Policy Documents

The Wrong Way to Reinvent Media, Part I: Taxes on Consumer Electronics, Mobile Phones & Broadband

Adam Thierer & Berin Szoka –
March 25, 2010

With many traditional media operators struggling, and questions being raised about how journalism in particular will be supported in the future,1 Washington policymakers are currently considering what role government can and should play in helping media providers reinvent themselves in the face of tumultuous technological change wrought by the Digital Revolution.
 
For example, the Federal Communications Commission (FCC) recently kicked off a new “Future of Media” effort with a workshop on “Serving the Public Interest in the Digital Era.” Likewise, the Federal Trade Commission (FTC) has hosted two workshops asking “How Will Journalism Survive the Internet Age?”  Meanwhile, the Senate has already held hearings about “the future of journalism,” and Senator Benjamin L. Cardin (D-MD) recently introduced the “Newspaper Revitalization Act,” which would allow newspapers to become tax-exempt non-profits in an effort to help them stay afloat.
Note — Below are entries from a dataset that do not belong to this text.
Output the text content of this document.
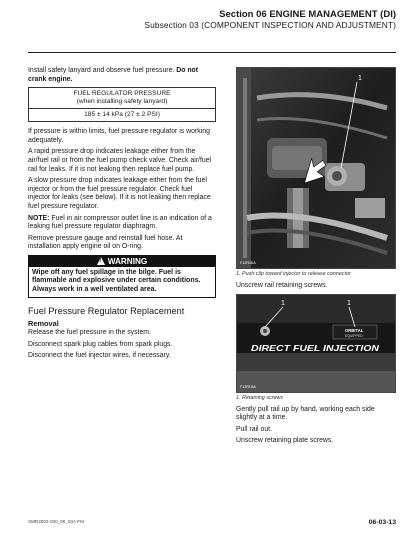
Section 06 ENGINE MANAGEMENT (DI)
Subsection 03 (COMPONENT INSPECTION AND ADJUSTMENT)

Install safety lanyard and observe fuel pressure. Do not crank engine.

FUEL REGULATOR PRESSURE
(when installing safety lanyard)

185 ± 14 kPa (27 ± 2 PSI)

If pressure is within limits, fuel pressure regulator is working adequately.

A rapid pressure drop indicates leakage either from the air/fuel rail or from the fuel pump check valve. Check air/fuel rail for leaks. If it is not leaking then replace fuel pump.

A slow pressure drop indicates leakage either from the fuel injector or from the fuel pressure regulator. Check fuel injector for leaks (see below). If it is not leaking then replace fuel pressure regulator.

NOTE: Fuel in air compressor outlet line is an indication of a leaking fuel pressure regulator diaphragm.

Remove pressure gauge and reinstall fuel hose. At installation apply engine oil on O-ring.

! WARNING
Wipe off any fuel spillage in the bilge. Fuel is flammable and explosive under certain conditions. Always work in a well ventilated area.
Fuel Pressure Regulator Replacement
Removal

Release the fuel pressure in the system.

Disconnect spark plug cables from spark plugs.

Disconnect the fuel injector wires, if necessary.

1
F12R0DA
1. Push clip toward injector to release connector

Unscrew rail retaining screws.

ORBITAL
EQUIPPED
DIRECT FUEL INJECTION
1	1
F12R1HA
1. Retaining screws

Gently pull rail up by hand, working each side slightly at a time.

Pull rail out.

Unscrew retaining plate screws.

SMR2002-030_06_03A.FM	06-03-13
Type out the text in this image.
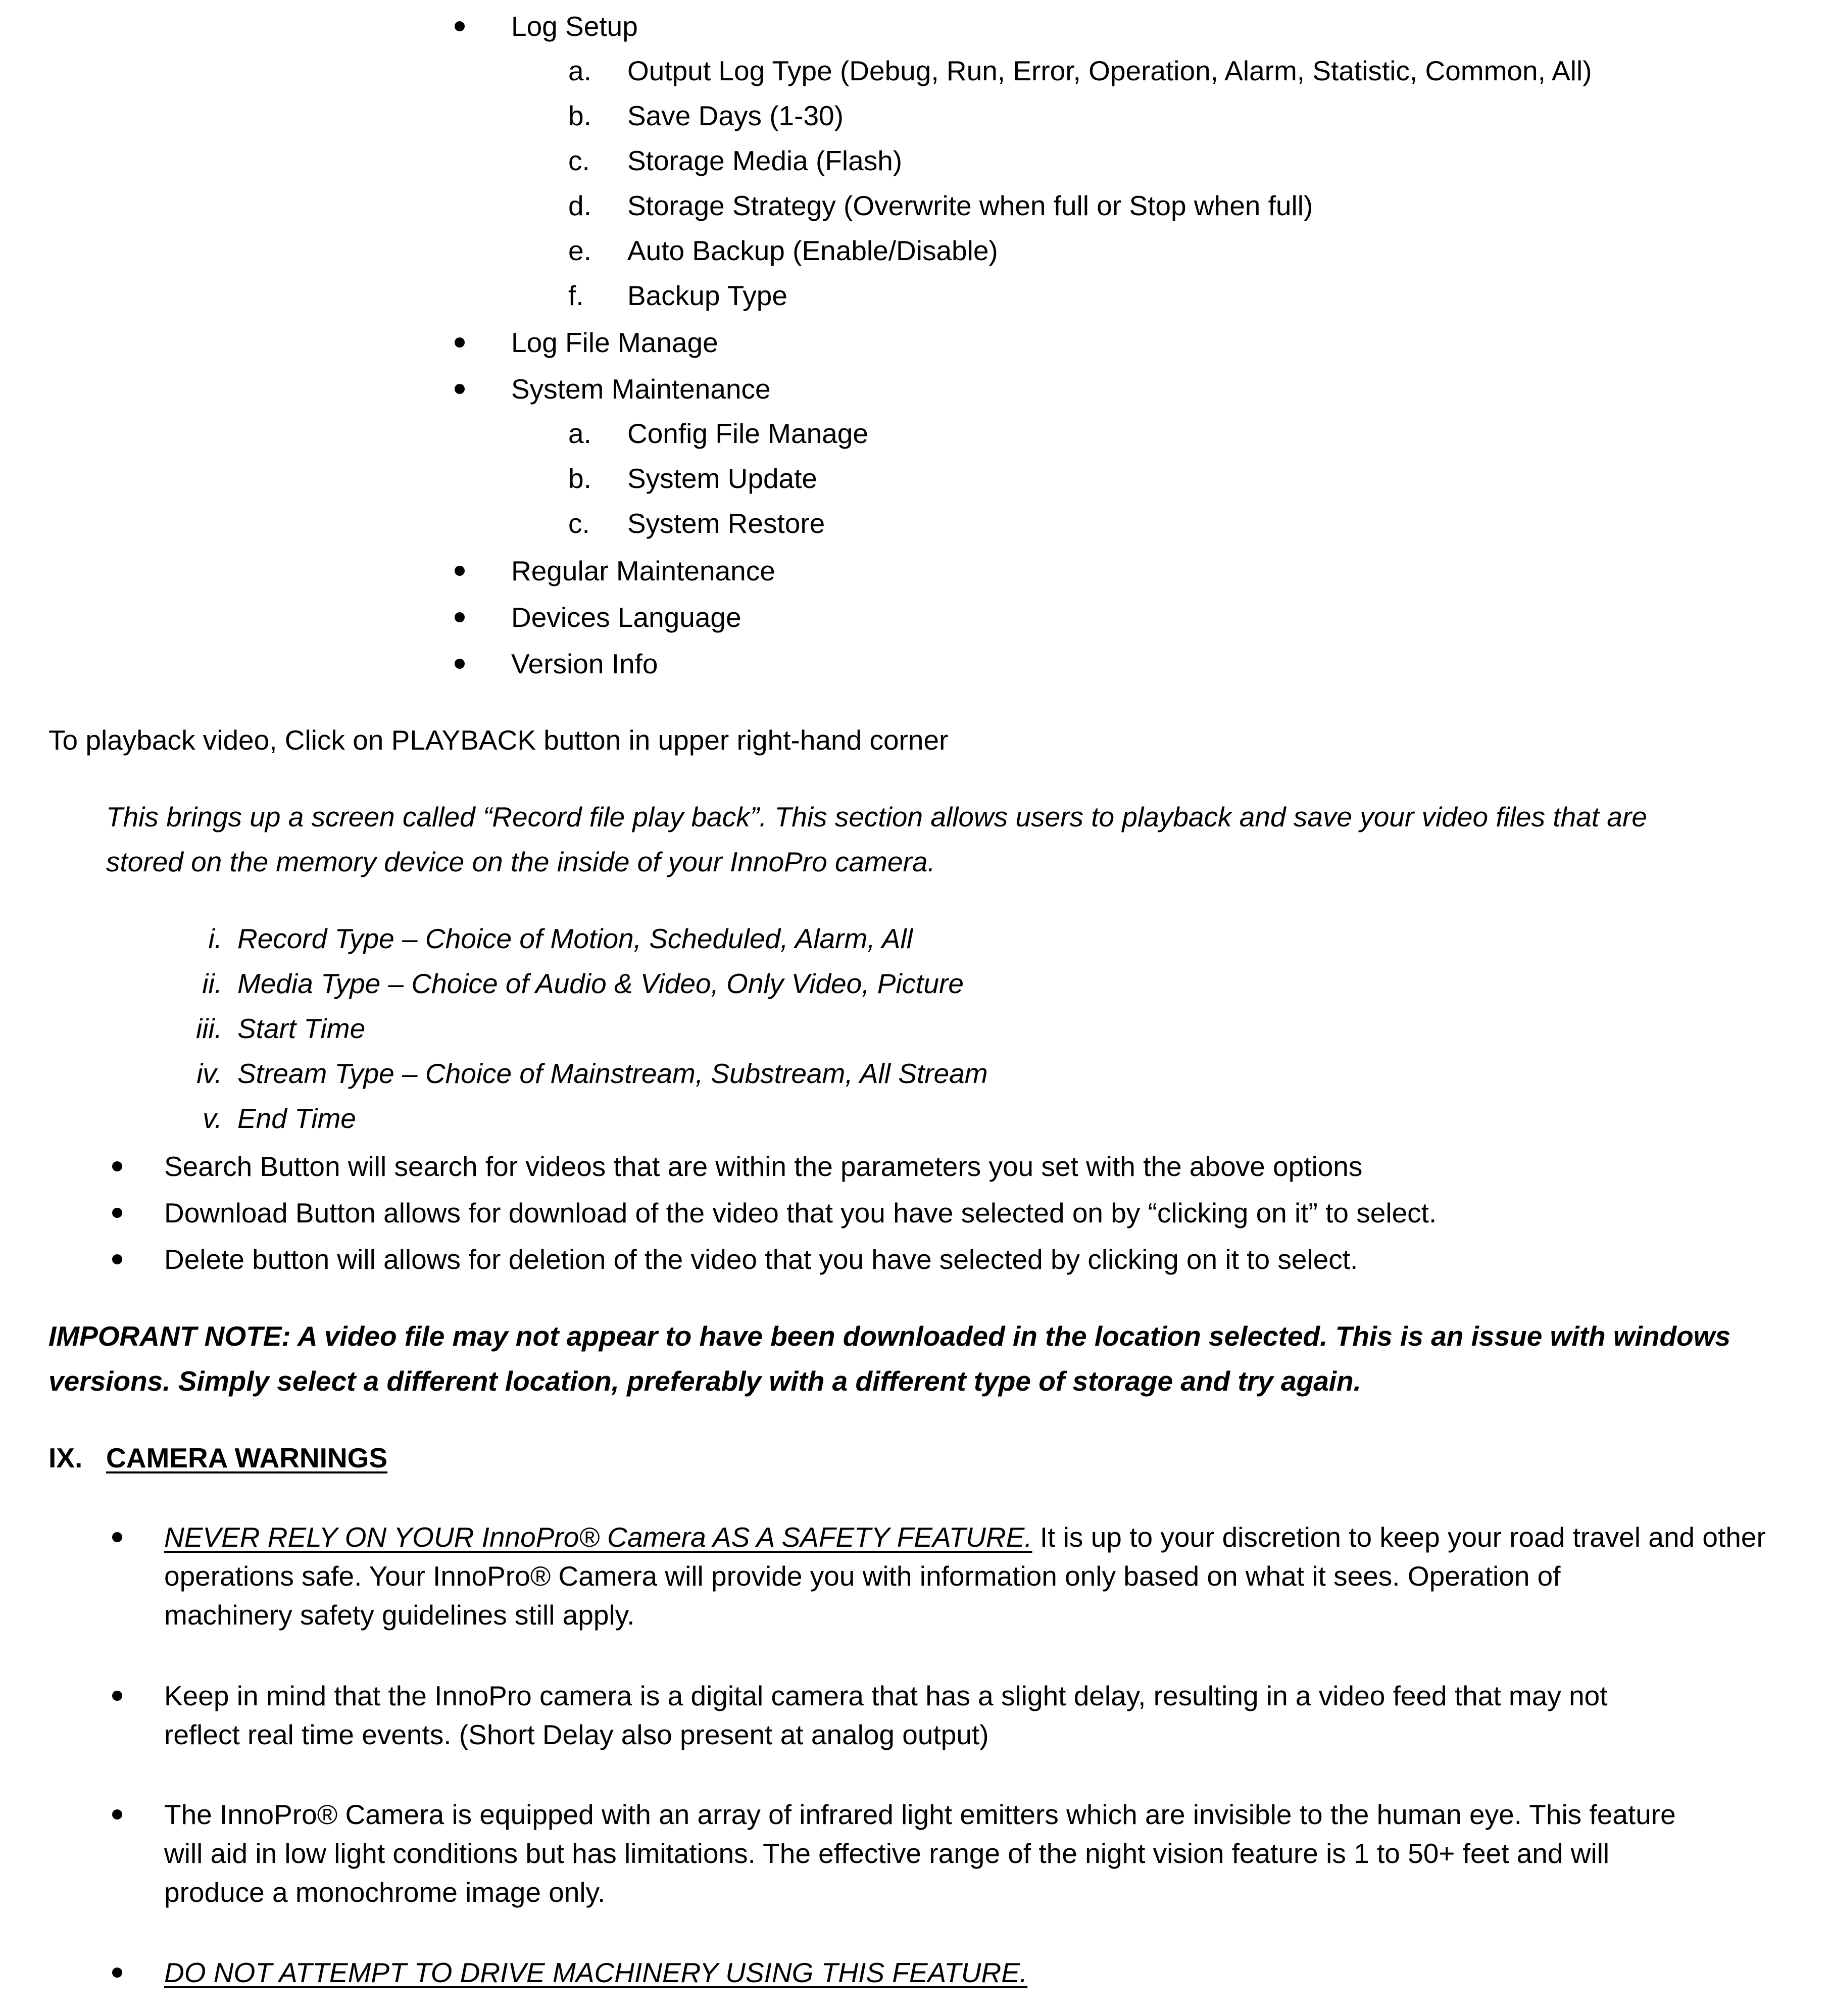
Log Setup
a. Output Log Type (Debug, Run, Error, Operation, Alarm, Statistic, Common, All)
b. Save Days (1-30)
c. Storage Media (Flash)
d. Storage Strategy (Overwrite when full or Stop when full)
e. Auto Backup (Enable/Disable)
f. Backup Type
Log File Manage
System Maintenance
a. Config File Manage
b. System Update
c. System Restore
Regular Maintenance
Devices Language
Version Info
To playback video, Click on PLAYBACK button in upper right-hand corner
This brings up a screen called “Record file play back”. This section allows users to playback and save your video files that are
stored on the memory device on the inside of your InnoPro camera.
i. Record Type – Choice of Motion, Scheduled, Alarm, All
ii. Media Type – Choice of Audio & Video, Only Video, Picture
iii. Start Time
iv. Stream Type – Choice of Mainstream, Substream, All Stream
v. End Time
Search Button will search for videos that are within the parameters you set with the above options
Download Button allows for download of the video that you have selected on by “clicking on it” to select.
Delete button will allows for deletion of the video that you have selected by clicking on it to select.
IMPORANT NOTE: A video file may not appear to have been downloaded in the location selected. This is an issue with windows
versions. Simply select a different location, preferably with a different type of storage and try again.
IX. CAMERA WARNINGS
NEVER RELY ON YOUR InnoPro® Camera AS A SAFETY FEATURE. It is up to your discretion to keep your road travel and other
operations safe. Your InnoPro® Camera will provide you with information only based on what it sees. Operation of
machinery safety guidelines still apply.
Keep in mind that the InnoPro camera is a digital camera that has a slight delay, resulting in a video feed that may not
reflect real time events. (Short Delay also present at analog output)
The InnoPro® Camera is equipped with an array of infrared light emitters which are invisible to the human eye. This feature
will aid in low light conditions but has limitations. The effective range of the night vision feature is 1 to 50+ feet and will
produce a monochrome image only.
DO NOT ATTEMPT TO DRIVE MACHINERY USING THIS FEATURE.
In a series of forthcoming essays leading up to the May 7 filing deadline for the FCC’s “Future of Media” proceeding, we will discuss and critique some of the leading proposals being put forward that would have the government play a greater role in sustaining struggling media enterprises, “saving journalism,” or promoting more “public interest” content. 

In this essay, we discuss an old idea that‘s gained new currency: taxing media devices or distribution systems to fund media content.  We argue that such media income redistribution is fundamentally inconsistent with American press traditions, highly problematic under the First Amendment, difficult to implement in a world of media abundance and platform convergence, and likely to cause serious negative side effects.